Like many council estates around the country, Cressingham Gardens in Lambeth, London, has fallen into a state of disrepair, with Lambeth council claiming that they do not have the money to maintain it. Nathan Taylor reports on the campaign to save Cressingham Gardens and its residents from eviction.
The other night I attended a meeting of the residents of the London housing estate of Cressingham Gardens in Lambeth, who are now facing eviction.
Like many council estates around the country, Cressingham Gardens has fallen into a state of disrepair, with Lambeth council claiming that they do not have the money to maintain it. Three years ago, despite protests from the residents, the council announced that they were going to demolish the entire estate for “redevelopment”. They promised that the current tenants were guaranteed a place in one of the new properties once the project was completed in two or three years. However, what was hidden in the small print was that, out of nearly 150 new homes, only 26 of them will be made available at a social housing rent level; the rest will only be available at so-called “market rents” level to maximise profits. The people of Cressingham Gardens are working class people, many of them on minimum wage jobs, so the idea that they would be able to afford these high rents is ridiculous.
This is an all too familiar story that we are seeing repeated all over the country: the social cleansing of our cities and the break-up of communities that have lived together for generations. However, in response, ordinary people up and down the country are coming together in meetings such as this, determined to protect their communities and are getting politicised as a result.
Around 50 people attended the meeting. The speakers were architects and people who worked for independent housing companies, trying to draw out alternatives to the council’s redevelopment plan. Exactly how their alternatives are to be funded remains a mystery. Most of what they said I did not understand and I won’t bore anyone with details about housing law etc. But the main thing that struck me was how politicised the residents were.

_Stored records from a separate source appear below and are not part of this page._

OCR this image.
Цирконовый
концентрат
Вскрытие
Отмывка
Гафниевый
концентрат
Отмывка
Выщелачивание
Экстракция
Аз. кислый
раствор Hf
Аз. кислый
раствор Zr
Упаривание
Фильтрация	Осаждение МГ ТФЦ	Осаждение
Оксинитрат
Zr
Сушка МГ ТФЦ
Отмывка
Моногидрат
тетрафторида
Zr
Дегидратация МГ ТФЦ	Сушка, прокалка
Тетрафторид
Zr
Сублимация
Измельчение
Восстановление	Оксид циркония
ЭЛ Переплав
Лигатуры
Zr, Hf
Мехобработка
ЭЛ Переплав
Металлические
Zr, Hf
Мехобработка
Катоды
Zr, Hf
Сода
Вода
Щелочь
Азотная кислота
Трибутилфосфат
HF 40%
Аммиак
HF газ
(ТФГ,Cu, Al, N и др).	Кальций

One of the housing lawyer types kept reiterating that he wanted to avoid politics in his speech, to which many of the residents replied that, whether he liked it or not, this was a political situation. Many talked at length about how the Tory government was the government of the privileged – their policies on housing and public services were nothing short of an ideological attack on ordinary people.
The other interesting aspect of the meeting was that there seemed to be a universal hatred of the Labour Party who run the council. Cressingham Gardens is in the Dulwich and West Norward constituency, which is a safe Labour seat, but a notoriously right-wing one. One of the main tenant organisers said that she had been a Labour supporter from the moment that she had the legal right to vote in this country, because she was told it was the party of working people. She then laughed and said, ‘It turned out I had voted for someone to demolish my home.’
After the meeting I spoke to a couple of people and asked them what they thought of Jeremy Corbyn. They all said that they love his ideas and policies, but they considered him separate to the Labour Party. They all said they would love him to be Prime Minister, but unless there is a sharp and visible swing to the left amongst their local councillors they would never vote Labour. The bottom line is they want to protect their homes and their homes are being threatened by Labour Party councillors.
The main thing I took from this tenants meeting was the potential for working class radicalisation as a result of the housing crisis. Most of the people living in Cressingham Gardens had no real interest in politics before they were threatened with eviction. What was great about it was that over the three years since the start of the campaign, many of the tenants, who normally would have been too nervous to get up and speak in front of people, had become brilliant public speakers, just through necessity and practice. There were also many young people at the meeting who had grown up on the estate, who did not want to leave their childhood homes, and you could see the anger in them, one of them telling me “all the main parties are fucked!”
Another person I spoke to was an activist involved in the anti-poll tax movement in the 1980s. She said that at the very beginning, the poll tax movement started just through ordinary working class people meeting in community centres like the one in Cressingham Gardens, then it exploded.
Many working class people are angry about cuts to the NHS, the war in Syria, Trident, etc. However, it seems to take something that directly makes an acute difference on their quality of life to get them radicalised, like the loss of jobs due to the closing of mines and factories in the 1970s and 80s, or the daylight robbery of the poll tax.
With more and more people living in sub-standard, high rent housing, whilst working long hours in a low-pay jobs, and an increasing homeless population, the housing crisis is likely to be one of those issues that leads to a qualitative change in the working class movement. With the slowdown in the markets and a fresh capitalist crisis fast approaching, the housing crisis is only going to get worse, and the working class will be looking for a radical alternative as it becomes clearer that capitalism cannot provide society’s basic needs, such as a home for all.